Мой дед, например, так и получил свою «молли»: ещё в первую волну. Что, кстати, потом стало цениться особенно высоко. Цениться женщинами, желающими зачать ребенка с гарантированным будущим. Отец хорошо на этом зарабатывал. Заработал даже брак с наследницей аристократического рода. И наверное, именно от рода своей деятельности свихнулся раньше времени. Но мне повезло, да. А вот жителям Низины…
— Все, приехали.
Это всего лишь улица. Но по одной её стороне у высоких домов нет окон. Совсем.
— Спасибо.
— Да не за что!

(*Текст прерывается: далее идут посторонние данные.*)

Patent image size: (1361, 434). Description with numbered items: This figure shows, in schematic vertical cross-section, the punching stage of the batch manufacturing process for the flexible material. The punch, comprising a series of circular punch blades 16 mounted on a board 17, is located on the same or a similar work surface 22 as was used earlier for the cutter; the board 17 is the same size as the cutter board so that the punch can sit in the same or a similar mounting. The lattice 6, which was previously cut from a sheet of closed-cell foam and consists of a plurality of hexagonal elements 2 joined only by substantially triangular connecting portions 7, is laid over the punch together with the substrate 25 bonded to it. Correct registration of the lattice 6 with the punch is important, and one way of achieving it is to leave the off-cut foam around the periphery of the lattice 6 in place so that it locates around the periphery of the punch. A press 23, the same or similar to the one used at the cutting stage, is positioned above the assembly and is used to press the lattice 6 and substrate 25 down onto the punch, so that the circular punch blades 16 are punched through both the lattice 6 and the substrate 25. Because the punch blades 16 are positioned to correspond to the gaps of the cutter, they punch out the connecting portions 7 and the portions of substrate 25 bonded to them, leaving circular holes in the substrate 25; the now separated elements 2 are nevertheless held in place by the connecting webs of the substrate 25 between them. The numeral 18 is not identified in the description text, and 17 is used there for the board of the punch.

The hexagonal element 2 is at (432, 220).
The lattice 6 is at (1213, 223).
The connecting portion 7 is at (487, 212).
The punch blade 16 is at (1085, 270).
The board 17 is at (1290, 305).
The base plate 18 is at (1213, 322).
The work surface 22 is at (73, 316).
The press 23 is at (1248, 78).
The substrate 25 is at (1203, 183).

Говорю же, все равно было по пути.
— И все равно, спасибо.
— Теперь сами должны добраться.
— Доберемся.
Взгляд Хэнка не выражал уже ничего. Помутнел до неприличия. Но глаза оставались открытыми и даже изредка моргали.
— Удачи, сеньор!
— И тебе.
— Если ещё куда надумаете ехать, найдите Нанду Муньеса. Всегда сможем сговориться, если что!
Шины прошуршали по брусчатке, увозя таксиста, так неожиданно оказавшегося щедрее сенатора.
— Ну что, друг, готов к новому переходу?
Конечно, мне не ответили. А жаль. Если бы он сам мог хоть немного держаться, было бы проще: подхватил бы под колени.
Мостовая закончилась быстро. Сменилась плотно утоптанной землей, на каждом шаге вздыхающей пыльными облачками. Впрочем, я особо их не разглядывал, хотя большую часть пути смотрел скорее себе под ноги, а не вперед, зато хорошо ощущал, как песок скрипит на зубах.
Здесь было заметно темнее, чем в Вилла Лимбо. Никаких солнечных фонарей, максимум масляные или восковые светильники по углам домов — тусклые огоньки за закопченными стеклами.
Мир, вернувшийся в прошлое или вовсе никогда не добиравшийся до будущего. Низенькие, самое большее, двухэтажные домики, собранные из самых дешевых материалов. Деревянные от фундамента до крыши. Только ближе к собору стены становились начинали каменеть и белеть штукатуркой, добавляя немного света. Улицы же по-прежнему оставались узкими и причудливо изломанными, повторяя рельеф местности: таксист подвез нас с другой стороны, незнакомой мне. Если бы собор не возвышался надо всем этим хаосом, как путеводный маяк, я, наверное, не рискнул бы углубляться в лабиринт между спящими домами. А так заблудиться было невозможно. Но и дойти до намеченной цели, как оказалось, тоже.
Надо же, как красиво луна бликует на полированной стали! Особенно почти полная, как та, что сегодня смотрит с небес на происходящее безобразие.
— Эй, винго, ошибся адресом?
Так они называют всех нас, живущих на склонах гор. Во время народных собраний, репортажи о которых часто передают по центральному каналу, это слово звучит частенько. Громко, недовольно и презрительно. Вот как сейчас.
— А то мы можем помочь найти дорогу.
Сверк-сверк. Сверк-сверк. Раскладные ножики. Дети игрушками балуются.
— Нет, спасибо. Я знаю, куда иду.
Четверо. Здоровых или тощих, в сумерках не разобрать. Хотя, какая мне-то разница? Драка — последнее, что должно и может случиться. Для меня уж точно.
— Значит, помощь не требуется?
Ага, этот среди них, наверное, главный. Плечистый. Высокий. Или мне так только кажется, потому что сгибаюсь под ношей?
— А тут у тебя кто?
— Друг.
— Друг?
Придвигается ближе, заглядывая Хэнку в лицо. Делает шаг назад, одновременно короткими жестами что-то приказывая своим спутникам.
— Нехорошо врать, винго. Опасно.
— И в чем же я солгал?
— Это ведь был несчастный случай, да? Наш брат сам полез под твою машину. А может, под твой кулак?
Какого черта? О чем он вообще говорит?
— А может, стал свидетелем чего-то другого? Незаконного? Поэтому ты и решил обойтись без слуг. Кто же хочет платить лишнего, да, винго?
Намекает, что я сам изувечил Хэнка? Нет, хуже: говорит прямо.
— Это дело между ним и мной. Наше дело. Понятно?
— Мы не даем в обиду своих.
Двое зашли со спины. Двое, в том числе и главарь, остались спереди. Если бы я хотел затеять драку, первым разумным движением было бы сбросить груз назад, на руки или под ноги, а потом… Ну допустим, метнуться в сторону. Или рвануть напрямик, между ножами, раз уж обойти это препятствие практически невозможно.